Before her less than stellar turn in a less than stellar film, Dr. Pamela Lillian Isley was a gifted botanist and researcher who first appeared in 1966's Batman #181.
A stunning if introverted redhead, Pamela's love of plants dated back to childhood. Her interest in ecology led her to a prestigious botany program. But once there, she took up a somewhat unrequited friendship-affection for one of her plant life professors.
She soon discovered that her much beloved college professor was only using her as a test subject in an experiment involving plant toxins. As the result, she was left with a hyperactive immune system and can resist infection, contamination and, well, poison. The downside, as we all know, is that she cannot touch or be touched without poisoning others with her green toxic skin.
Once betrayed by the professor, with whom she was deeply infatuated, she turned from the square road of botany to a life of semi-serious crime.
One of the more ambiguous villainesses in comics history, Poison Ivy isn't motivated by any hard and fast pursuit. She exacts vengeance on people who abuse plants and the environment. She seduces wealthy men with poison kisses. Her allegiances are flexible, though she does share an ongoing friendship with another slighted, sinister seductress, Harley Quinn.

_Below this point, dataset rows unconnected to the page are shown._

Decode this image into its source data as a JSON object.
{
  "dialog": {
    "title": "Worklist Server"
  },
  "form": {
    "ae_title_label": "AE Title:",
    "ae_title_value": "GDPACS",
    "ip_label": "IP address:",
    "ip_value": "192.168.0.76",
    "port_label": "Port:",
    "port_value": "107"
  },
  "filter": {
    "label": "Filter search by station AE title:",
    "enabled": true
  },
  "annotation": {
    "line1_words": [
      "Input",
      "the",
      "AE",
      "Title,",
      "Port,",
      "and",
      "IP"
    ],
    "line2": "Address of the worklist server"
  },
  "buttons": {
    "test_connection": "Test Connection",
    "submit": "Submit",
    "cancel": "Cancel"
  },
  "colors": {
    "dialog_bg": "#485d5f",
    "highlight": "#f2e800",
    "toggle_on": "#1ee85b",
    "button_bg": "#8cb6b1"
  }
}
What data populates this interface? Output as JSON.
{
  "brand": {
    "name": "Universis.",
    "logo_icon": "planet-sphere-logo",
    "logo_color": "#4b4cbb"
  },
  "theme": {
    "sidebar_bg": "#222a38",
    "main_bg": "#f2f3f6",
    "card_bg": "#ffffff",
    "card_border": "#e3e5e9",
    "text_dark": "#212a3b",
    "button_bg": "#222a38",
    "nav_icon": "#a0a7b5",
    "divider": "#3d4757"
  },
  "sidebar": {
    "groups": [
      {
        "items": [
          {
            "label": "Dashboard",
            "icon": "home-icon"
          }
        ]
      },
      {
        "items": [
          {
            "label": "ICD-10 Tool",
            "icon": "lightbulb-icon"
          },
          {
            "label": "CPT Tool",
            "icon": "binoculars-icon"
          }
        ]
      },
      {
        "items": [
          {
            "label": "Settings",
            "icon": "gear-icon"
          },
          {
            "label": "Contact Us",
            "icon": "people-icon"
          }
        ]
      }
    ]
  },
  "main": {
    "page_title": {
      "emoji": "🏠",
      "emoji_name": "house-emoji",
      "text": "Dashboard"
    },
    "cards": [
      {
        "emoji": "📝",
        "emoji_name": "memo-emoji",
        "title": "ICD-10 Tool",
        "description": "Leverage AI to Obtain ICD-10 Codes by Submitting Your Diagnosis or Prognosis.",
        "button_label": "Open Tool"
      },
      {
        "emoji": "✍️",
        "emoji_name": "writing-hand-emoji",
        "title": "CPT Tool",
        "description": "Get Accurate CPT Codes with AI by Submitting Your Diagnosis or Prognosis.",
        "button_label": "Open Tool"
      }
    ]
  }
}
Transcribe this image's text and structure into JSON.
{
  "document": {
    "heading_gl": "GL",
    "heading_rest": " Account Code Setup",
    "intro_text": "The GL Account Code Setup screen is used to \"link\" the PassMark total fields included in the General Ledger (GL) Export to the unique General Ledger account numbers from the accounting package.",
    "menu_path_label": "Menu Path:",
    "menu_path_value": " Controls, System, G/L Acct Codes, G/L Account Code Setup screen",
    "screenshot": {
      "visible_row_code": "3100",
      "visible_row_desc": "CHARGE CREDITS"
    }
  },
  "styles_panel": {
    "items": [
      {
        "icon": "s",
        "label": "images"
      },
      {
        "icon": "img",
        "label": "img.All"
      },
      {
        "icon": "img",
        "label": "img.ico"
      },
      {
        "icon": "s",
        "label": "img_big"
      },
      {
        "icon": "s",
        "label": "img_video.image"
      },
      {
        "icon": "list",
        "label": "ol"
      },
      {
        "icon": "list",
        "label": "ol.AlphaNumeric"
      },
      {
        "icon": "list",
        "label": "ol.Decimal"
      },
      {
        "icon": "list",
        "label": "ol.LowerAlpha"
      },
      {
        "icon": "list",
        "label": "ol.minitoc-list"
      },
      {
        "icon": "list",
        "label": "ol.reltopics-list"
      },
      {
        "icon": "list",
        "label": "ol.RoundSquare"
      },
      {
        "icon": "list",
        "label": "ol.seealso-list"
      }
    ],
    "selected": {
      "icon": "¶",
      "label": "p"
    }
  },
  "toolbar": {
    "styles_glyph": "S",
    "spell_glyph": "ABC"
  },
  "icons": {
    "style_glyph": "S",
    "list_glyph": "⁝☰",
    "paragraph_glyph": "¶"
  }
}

The character marked her 40th birthday in 2006. Her four decades in comics have given her various origins, plotlines and powers (in some instances, the ability to control all plants). Though she's primarily known for using her feminine wiles to get what she wants (much like Catwoman), we think her character has always shown much more depth and promise.
One of the more definitive tales in her mythology was writer John Francis Moore's Batman: Poison Ivy, published in 1997. These days she's hanging out in Gotham City with Harley Quinn and Catwoman in Gotham City Sirens, a new series that just reached its third issue.